Fig 1. Object categorization.

Fig 1

(a) Examples of stimuli from the modified Snodgrass and Vanderwart stimulus set [21]. Stimulus images courtesy of Michael J. Tarr, Center for the Neural Basis of Cognition and Department of Psychology, Carnegie Mellon University, http://www.tarrlab.org/. (b) Human (n = 10 for each variant of the stimulus set) and convnet (CaffeNet, VGG-19, GoogLeNet) accuracy in naming objects. For each stimulus set variant, mean human performance is indicated by a gray horizontal line, with the gray surrounding band depicting 95% bootstrapped confidence intervals. Error bars on model performance also depict 95% bootstrapped confidence intervals. (c) A consistency between human and convnet naming of objects. A consistency of .5 means that about half of responses (whether correct or not) we consistent between a model and an average of humans. Error bars indicate 95% bootstrapped confidence intervals. Gray bands indicate estimated ceiling performance based on between-human consistency. (d) Correlation with human performance on the silhouette stimulus set.
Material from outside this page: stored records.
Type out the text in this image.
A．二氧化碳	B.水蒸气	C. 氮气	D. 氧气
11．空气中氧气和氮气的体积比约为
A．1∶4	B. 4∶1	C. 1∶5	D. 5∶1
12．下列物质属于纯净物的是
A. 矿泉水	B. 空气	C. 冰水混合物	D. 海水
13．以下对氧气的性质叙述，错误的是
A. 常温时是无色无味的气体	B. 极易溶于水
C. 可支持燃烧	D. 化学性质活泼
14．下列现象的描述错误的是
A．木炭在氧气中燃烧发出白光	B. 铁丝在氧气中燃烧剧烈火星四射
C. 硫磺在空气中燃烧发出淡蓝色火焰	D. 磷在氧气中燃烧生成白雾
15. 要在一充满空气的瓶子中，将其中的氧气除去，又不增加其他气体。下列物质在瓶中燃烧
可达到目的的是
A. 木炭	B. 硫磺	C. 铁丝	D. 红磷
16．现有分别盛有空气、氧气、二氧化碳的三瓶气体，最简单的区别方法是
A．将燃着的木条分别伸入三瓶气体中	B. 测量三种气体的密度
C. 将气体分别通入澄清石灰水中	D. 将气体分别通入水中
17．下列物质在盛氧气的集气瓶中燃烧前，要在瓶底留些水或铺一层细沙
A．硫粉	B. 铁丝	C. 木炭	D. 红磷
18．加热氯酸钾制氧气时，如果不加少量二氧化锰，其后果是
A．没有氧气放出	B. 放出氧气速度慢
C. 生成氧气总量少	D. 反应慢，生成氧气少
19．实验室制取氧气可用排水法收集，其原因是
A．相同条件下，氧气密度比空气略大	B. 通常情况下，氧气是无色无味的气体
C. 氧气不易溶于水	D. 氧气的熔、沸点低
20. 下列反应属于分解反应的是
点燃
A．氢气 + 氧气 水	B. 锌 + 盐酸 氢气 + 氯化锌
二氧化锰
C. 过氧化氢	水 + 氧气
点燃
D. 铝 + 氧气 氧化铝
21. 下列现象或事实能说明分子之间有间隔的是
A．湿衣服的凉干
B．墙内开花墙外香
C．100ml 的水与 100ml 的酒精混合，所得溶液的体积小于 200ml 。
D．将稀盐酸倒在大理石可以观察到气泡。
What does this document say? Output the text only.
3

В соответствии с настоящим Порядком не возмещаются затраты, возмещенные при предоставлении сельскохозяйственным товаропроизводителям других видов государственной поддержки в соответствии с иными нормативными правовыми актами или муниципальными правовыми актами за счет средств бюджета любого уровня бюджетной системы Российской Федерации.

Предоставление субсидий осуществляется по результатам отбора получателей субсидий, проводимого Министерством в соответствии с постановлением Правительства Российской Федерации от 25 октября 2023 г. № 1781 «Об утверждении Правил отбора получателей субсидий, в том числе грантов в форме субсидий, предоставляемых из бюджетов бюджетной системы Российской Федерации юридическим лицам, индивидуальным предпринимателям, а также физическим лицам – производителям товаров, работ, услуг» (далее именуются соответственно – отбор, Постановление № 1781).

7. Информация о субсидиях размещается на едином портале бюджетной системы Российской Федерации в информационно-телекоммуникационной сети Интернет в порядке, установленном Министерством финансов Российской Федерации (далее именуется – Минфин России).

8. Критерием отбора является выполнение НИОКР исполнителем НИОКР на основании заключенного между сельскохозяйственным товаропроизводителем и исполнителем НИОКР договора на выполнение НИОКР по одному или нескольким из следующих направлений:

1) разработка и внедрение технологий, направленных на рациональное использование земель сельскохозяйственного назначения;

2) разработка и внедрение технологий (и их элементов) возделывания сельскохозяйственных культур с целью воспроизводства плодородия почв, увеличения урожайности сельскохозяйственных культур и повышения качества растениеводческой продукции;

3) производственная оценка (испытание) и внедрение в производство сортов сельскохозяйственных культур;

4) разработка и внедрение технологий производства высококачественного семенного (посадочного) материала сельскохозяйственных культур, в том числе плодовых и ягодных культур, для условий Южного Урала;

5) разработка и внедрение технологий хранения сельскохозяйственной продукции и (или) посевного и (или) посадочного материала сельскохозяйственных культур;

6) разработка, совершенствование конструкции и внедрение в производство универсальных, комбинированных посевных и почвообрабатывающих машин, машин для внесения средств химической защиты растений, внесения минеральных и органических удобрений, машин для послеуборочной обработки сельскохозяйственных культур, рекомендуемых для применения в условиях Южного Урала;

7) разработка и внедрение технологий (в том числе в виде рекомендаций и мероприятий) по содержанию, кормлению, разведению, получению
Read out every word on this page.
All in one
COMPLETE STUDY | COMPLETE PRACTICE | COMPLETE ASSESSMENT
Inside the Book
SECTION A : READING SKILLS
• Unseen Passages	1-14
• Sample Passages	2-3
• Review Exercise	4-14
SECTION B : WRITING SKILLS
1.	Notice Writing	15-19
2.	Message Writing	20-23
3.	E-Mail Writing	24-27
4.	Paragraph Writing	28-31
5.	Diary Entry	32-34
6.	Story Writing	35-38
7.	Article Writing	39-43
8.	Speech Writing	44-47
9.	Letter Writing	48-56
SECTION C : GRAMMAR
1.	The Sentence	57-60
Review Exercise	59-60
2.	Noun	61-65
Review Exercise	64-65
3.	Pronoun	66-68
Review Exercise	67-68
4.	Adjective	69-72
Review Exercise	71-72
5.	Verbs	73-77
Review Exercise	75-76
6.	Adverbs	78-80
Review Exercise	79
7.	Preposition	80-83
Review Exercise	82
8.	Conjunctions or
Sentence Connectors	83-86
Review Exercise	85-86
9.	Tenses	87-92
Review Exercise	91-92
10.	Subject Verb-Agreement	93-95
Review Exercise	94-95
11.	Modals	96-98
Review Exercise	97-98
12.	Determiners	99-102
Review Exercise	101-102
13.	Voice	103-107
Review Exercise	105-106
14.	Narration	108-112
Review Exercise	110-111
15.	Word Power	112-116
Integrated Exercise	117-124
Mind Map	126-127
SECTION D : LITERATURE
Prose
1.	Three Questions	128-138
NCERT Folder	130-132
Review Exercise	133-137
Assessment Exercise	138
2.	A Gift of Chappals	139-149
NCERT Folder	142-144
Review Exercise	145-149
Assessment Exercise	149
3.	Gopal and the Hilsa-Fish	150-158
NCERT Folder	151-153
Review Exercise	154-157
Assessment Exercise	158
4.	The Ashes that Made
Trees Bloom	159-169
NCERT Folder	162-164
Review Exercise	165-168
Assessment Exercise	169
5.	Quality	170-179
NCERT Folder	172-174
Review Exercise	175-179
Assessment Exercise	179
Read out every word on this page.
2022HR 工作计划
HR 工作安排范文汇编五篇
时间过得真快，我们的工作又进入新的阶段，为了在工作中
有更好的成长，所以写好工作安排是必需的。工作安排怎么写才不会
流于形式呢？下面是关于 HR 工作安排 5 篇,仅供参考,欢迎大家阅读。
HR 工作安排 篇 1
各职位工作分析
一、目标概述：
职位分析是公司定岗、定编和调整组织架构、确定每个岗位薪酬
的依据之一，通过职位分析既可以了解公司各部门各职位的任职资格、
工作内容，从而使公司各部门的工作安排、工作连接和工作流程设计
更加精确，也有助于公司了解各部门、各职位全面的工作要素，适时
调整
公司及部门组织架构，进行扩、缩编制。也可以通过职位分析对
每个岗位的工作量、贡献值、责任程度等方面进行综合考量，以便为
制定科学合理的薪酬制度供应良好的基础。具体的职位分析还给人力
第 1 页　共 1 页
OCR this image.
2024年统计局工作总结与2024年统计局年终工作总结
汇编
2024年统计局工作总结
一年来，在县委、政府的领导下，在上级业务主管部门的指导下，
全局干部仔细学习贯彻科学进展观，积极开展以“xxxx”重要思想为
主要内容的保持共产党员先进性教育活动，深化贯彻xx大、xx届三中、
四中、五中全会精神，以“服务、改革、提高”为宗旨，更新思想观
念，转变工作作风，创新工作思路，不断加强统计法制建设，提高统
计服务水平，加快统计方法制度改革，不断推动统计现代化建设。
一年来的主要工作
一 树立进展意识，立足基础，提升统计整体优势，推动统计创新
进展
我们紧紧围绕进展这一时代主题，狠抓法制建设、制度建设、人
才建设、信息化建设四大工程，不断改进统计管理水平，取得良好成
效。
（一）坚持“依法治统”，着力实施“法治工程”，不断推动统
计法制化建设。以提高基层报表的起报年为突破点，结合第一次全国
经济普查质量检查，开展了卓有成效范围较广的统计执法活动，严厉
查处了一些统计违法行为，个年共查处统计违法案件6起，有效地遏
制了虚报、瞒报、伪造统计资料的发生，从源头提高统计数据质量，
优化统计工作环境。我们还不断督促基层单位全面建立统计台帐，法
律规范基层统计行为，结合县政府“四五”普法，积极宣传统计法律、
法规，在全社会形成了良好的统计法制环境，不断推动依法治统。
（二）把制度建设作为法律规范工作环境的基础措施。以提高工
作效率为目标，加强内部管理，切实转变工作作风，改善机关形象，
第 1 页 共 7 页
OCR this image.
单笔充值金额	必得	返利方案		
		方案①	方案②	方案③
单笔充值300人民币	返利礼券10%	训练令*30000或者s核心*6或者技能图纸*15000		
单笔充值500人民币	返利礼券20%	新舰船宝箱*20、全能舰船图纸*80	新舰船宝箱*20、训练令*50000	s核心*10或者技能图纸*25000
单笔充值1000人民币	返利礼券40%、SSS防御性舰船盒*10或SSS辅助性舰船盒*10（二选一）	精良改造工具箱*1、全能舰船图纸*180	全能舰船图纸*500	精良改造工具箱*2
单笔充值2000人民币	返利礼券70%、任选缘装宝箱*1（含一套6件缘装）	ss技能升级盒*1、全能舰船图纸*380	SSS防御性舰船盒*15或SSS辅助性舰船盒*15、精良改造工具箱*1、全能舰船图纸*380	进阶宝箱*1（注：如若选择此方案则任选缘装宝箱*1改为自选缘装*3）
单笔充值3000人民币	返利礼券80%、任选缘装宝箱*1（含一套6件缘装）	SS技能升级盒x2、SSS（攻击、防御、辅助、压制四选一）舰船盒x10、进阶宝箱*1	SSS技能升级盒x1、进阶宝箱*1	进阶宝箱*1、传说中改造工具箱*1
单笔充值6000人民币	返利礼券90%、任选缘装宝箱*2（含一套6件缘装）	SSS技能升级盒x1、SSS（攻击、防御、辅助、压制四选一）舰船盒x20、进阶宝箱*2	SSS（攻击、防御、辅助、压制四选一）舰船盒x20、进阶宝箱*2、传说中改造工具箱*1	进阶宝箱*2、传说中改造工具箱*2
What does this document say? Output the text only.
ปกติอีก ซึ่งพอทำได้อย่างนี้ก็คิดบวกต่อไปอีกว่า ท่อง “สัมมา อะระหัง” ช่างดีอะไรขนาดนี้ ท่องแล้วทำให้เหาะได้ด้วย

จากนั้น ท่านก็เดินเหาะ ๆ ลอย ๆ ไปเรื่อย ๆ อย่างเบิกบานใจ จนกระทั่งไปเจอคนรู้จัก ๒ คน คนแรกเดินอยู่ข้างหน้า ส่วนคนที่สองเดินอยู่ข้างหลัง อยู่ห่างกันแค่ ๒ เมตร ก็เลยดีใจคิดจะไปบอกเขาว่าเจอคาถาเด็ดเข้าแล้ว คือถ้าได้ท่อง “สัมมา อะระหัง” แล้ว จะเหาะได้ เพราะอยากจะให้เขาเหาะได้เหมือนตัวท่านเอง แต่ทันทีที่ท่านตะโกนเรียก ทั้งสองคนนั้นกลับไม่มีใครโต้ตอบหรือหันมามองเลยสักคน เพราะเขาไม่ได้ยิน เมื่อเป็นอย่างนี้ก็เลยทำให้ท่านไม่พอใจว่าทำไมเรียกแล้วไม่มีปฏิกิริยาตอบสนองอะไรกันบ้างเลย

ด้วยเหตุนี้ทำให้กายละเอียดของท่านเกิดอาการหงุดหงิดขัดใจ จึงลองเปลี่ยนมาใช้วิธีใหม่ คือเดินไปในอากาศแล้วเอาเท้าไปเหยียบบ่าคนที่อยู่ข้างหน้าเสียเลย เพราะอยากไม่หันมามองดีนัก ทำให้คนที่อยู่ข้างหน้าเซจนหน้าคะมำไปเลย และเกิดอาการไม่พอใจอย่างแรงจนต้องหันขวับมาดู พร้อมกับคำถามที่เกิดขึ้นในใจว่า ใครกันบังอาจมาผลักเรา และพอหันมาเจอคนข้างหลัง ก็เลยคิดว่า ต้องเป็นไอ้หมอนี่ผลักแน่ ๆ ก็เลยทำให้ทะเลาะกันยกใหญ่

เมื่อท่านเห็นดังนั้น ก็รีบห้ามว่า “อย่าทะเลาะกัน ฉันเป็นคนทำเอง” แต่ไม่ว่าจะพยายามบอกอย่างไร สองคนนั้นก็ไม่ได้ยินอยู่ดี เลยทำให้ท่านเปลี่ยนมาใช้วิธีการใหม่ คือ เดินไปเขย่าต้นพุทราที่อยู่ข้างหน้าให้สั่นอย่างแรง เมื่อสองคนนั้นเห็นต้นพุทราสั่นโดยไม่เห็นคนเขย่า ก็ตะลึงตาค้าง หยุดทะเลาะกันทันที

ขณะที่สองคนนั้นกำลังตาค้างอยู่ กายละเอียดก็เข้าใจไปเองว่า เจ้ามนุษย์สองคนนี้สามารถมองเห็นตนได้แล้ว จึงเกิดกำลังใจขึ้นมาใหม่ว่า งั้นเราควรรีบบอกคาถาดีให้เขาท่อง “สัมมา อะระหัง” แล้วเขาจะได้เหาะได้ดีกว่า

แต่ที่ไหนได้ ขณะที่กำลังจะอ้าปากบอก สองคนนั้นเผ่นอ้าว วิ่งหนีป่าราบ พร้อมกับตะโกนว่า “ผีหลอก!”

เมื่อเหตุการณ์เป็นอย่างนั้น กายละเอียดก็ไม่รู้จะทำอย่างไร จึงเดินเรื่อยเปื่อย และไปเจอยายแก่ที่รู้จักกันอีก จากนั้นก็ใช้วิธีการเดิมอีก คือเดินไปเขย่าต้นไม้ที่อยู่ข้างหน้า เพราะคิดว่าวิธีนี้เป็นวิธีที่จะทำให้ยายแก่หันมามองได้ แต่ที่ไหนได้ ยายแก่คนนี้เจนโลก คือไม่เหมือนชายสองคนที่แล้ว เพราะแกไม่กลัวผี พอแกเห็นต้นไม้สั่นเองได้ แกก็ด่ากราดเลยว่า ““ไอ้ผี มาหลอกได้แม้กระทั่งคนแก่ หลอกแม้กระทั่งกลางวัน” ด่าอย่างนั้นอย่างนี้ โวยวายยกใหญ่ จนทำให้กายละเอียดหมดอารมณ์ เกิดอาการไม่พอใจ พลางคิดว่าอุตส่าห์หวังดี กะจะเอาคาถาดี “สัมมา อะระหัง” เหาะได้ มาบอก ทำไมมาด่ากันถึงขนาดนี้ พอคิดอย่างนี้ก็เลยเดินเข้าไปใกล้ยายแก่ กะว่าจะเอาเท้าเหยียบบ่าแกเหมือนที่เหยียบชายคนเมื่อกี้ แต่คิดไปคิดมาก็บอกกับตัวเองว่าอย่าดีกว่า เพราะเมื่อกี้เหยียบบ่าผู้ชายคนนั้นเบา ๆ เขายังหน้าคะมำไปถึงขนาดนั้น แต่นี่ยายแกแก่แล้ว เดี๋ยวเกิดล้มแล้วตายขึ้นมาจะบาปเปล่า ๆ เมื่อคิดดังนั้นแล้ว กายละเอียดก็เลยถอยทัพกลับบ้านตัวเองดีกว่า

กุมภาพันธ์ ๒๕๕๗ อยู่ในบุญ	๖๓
The x-axis depicts an average human accuracy for a particular silhouette [15] and the y-axis depicts GoogLeNet performance on the same silhouette (either correct (value 1.0) or incorrect (value 0.0)). Model’s performance is jittered on the x- and y-axis for better visibility. Dark gray bubbles indicate average model’s performance for 11 bins of human performance (i.e., 0–5%, 5–15%, 15–25%, etc.) with the size of each bubble reflecting the number of data points per bin. The orange line shows the logistic regression fit with a 95% bootstrapped confidence interval (light orange shaded). The slope of the logistic regression is reliably different from zero.